Trois remèdes pour la médecine virtuelle
Des technologies médicales novatrices tardent encore
à se rencontrer dans le monde réel
Dans un monde virtuel idéal, un médecin de Québec,
assis devant son poste de travail, pourrait examiner une échographie
abdominale d'un patient installé dans une salle d'examen
de l'hôpital de Havre Saint-Pierre et vérifier simultanément,
dans le dossier patient partagé de son client, si ce dernier
a déjà subi une appendicectomie. Impensable? Pas
vraiment puisque les technologies qui permettent de poser l'un
ou l'autre de ces gestes médicaux existent. Par contre,
un scénario qui fait appel simultanément aux deux
technologies relève présentement de la science-fiction.
La raison? "Les univers de la télésanté
et du dossier patient partagé ne se parlent pas",
a constaté Jean-Paul Fortin, du Département de
médecine sociale et préventive, lors du 4e Symposium
sur la télésanté, qui avait lieu à
Québec les 18 et 19 septembre.
Le chercheur de la Faculté de médecine connaît
bien ces deux univers. Il a été lié de près
au projet de carte santé informatisée - une carte
à microprocesseur renfermant le dossier médical
de son détenteur - qui a été testée
à Rimouski dans les années 1990. Cette carte constitue
l'une des formes que peut prendre le dossier patient partagé,
un outil qui permet à différents professionnels
de la santé de consulter le dossier d'un patient à
partir de leur poste de travail. Aujourd'hui, le professeur Fortin
mène des recherches sur la télésanté
- un concept fourre-tout qui couvre aussi bien le recours à
Internet pour la formation ou le partage de connaissances que
pour le télédiagnostic. Il est donc bien placé
pour expliquer pourquoi ces deux technologies évoluent
en parallèle sans se rencontrer, alors que patients comme
médecins tireraient profit de la convergence de ces deux
bonnes idées.
Briser l'isolement
Son diagnostic? "Chaque innovation a été
créée pour répondre à un problème
précis, sans tenir compte des besoins des autres professionnels
de la santé, résume le chercheur.

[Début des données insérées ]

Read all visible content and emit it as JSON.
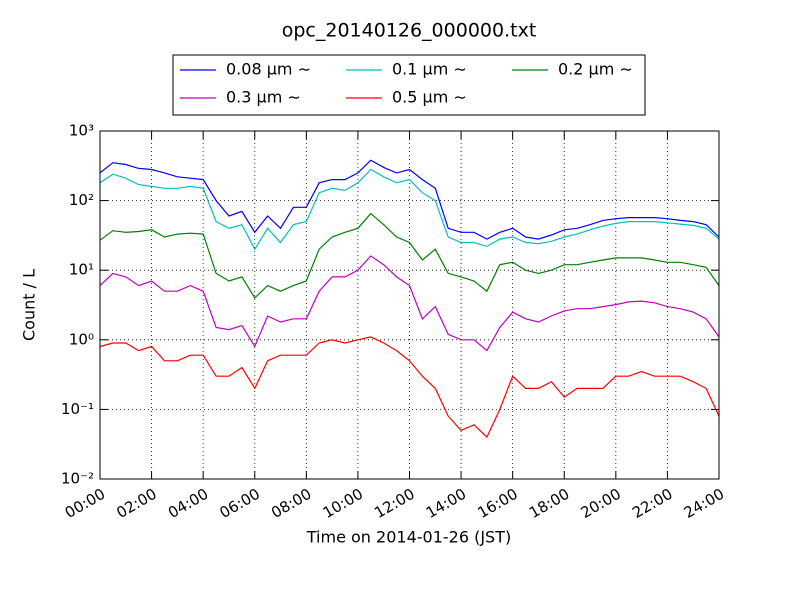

On règle
uniquement le problème de celui qui pose la question.
Lorsqu'un ingénieur travaille sur un projet de télédiagnostic
par échographie cardiaque, il ne se préoccupe pas
du dossier patient partagé."
Pour briser cet isolement, Jean-Paul Fortin propose trois remèdes.
Le premier se prend en douceur. "Il faut aborder le problème
en fonction des besoins du patient d'abord, puis des professionnels,
et enfin développer l'ensemble en fonction de l'un et
de l'autre", suggère-t-il. Le deuxième comprimé,
plus amer, consiste à identifier les personnes capables
de gérer les deux aspects et à les encourager fortement
à tenir compte des deux univers. Enfin, le remède
de cheval: il faut que les organismes qui financent les projets
de nouvelles technologies de l'information appliquées
au domaine de la santé mettent leurs billes dans des projets
qui intègrent les deux univers.
Selon Jean-Paul Fortin, le programme Inforoute santé du
Canada, dans lequel le gouvernement fédéral investit
1,1 milliard de dollars, est en bonne position pour exiger que
les projets qui lui sont soumis donnent l'exemple en mariant
télésanté et dossier patient partagé.